Sur ce territoire, la densité de diagnostics publiés donne la mesure du parc concerné par les étiquettes les plus dégradées. On relève 99 % de maisons individuelles, un rattachement intercommunal à CU du Grand Reims, 1 442 habitants, en zone climatique H1b. Ces valeurs ne décident d'aucun projet à elles seules, mais elles fixent l'ordre de grandeur dans lequel un chiffrage à Loivre est crédible.
Les données publiques dessinent un gisement précis : environ 475 logements occupés par leur propriétaire, de l'ordre de 544 maisons individuelles, 211 diagnostics publiés pour 1 000 résidences principales. Ce volume ne préjuge d'aucune éligibilité individuelle : il indique seulement où se concentrent, à Loivre, les situations où le scénario décrit sur cette page a le plus de chances d'être pertinent.
Le gain se calcule, il ne s'annonce pas : la sortie d'une étiquette F ou G traite 45 à 65 % du besoin. Appliqué au cas de référence à Loivre, en zone H1b, cela ramène 13 500 à 19 500 kWh par an, valorisés 1 450 € à 2 094 € au tarif conventionnel 2026.
Une moyenne de 2.62 personne(s) par logement à Loivre : ce chiffre paraît anodin, il commande pourtant le débit de ventilation, le volume d'eau chaude et donc la cohérence de la sortie d'une étiquette F ou G avec le reste du bouquet.

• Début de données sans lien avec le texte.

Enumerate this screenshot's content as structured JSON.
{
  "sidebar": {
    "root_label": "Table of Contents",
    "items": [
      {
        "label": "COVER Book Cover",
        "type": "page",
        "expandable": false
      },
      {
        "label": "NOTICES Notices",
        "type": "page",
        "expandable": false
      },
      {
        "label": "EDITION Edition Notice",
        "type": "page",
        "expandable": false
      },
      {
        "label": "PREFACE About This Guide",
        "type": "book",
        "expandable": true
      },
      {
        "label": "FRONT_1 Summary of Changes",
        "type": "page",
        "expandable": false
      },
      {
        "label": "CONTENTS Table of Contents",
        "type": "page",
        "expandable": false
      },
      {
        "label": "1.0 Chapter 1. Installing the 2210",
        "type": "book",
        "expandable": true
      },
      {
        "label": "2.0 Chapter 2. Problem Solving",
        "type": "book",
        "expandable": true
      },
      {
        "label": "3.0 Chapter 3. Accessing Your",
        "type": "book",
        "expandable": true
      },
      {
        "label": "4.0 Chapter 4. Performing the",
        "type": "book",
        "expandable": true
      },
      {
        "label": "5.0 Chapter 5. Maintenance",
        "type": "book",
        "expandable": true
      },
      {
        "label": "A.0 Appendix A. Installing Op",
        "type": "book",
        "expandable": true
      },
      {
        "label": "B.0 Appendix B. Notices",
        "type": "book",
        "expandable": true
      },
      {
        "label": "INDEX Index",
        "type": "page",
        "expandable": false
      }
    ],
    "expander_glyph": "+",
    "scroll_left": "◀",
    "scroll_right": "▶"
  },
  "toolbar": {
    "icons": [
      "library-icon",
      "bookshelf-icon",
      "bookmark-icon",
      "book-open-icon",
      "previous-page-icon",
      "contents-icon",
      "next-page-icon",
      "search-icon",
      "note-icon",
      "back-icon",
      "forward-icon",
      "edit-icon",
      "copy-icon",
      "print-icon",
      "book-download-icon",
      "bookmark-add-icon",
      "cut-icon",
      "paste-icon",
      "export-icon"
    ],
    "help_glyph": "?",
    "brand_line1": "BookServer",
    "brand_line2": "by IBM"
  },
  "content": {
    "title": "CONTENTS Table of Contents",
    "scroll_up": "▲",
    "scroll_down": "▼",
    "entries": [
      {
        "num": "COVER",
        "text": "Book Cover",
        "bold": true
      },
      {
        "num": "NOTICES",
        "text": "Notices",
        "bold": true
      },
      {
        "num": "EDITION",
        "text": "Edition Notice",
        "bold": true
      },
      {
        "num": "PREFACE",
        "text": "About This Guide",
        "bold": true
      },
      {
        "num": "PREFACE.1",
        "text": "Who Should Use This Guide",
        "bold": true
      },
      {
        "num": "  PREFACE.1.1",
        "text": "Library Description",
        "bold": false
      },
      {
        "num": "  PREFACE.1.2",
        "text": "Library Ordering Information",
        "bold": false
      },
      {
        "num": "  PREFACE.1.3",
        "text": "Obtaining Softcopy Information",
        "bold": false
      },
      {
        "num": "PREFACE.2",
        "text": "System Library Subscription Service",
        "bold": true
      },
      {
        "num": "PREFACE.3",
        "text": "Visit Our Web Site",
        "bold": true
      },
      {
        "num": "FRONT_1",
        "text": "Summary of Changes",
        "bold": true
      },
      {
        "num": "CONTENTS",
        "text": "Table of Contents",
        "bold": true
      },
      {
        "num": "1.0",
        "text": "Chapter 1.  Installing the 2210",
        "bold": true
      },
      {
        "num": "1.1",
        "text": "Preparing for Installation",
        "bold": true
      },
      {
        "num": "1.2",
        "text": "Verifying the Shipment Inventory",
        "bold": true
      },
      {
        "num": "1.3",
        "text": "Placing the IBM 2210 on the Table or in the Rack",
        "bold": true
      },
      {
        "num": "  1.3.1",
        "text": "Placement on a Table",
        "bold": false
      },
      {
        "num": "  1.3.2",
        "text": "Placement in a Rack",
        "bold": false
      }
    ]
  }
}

Vérifiez la ligne de TVA du devis à Loivre : 5,5 % pour la sortie d'une étiquette F ou G sur un logement de plus de deux ans, soit 77 886 € sur un montant de 1 494 000 € TTC. Le taux réduit s'applique aussi à la main-d'œuvre et aux matériaux fournis par l'entreprise.
Maisons ou logements collectifs, la réponse technique diffère : à Loivre, la part de maisons atteint 99 % du parc (544 logements). Pour la sortie d'une étiquette F ou G, cela signifie que le calendrier locatif et la date d'effet du bail conditionne la majorité des chantiers plutôt qu'une minorité de cas.
Trois pièces décident du versement à Loivre : le devis portant l'atteinte d'une étiquette D au minimum, l'attestation RGE de un accompagnateur agréé et un groupement RGE et le DPE après travaux réalisé par un diagnostiqueur indépendant. Leur absence ne fait pas perdre le droit à l'aide — jusqu'à 32 000 € — mais elle en gèle le paiement.
Ce qui coûte le plus cher n'est pas le prix d'achat mais la reprise : un scénario calé sur une seule classe, insuffisant pour relouer oblige à rouvrir l'ouvrage. Comptez 149 400 € à 298 800 € à Loivre, à la charge exclusive du ménage puisque l'aide a déjà été versée sur le premier chantier.
Sur le cas type retenu à Loivre — 120 m² en zone H1b — la sortie d'une étiquette F ou G porte sur environ 36 logement classé F ou G. Au prix de marché observé, 28 000 à 55 000 € par logement classé F ou G, le poste ressort entre 1 008 000 € et 1 980 000 € TTC, à comparer à l'assiette plafonnée de 40 000 € HT mobilisable dès trois classes gagnées.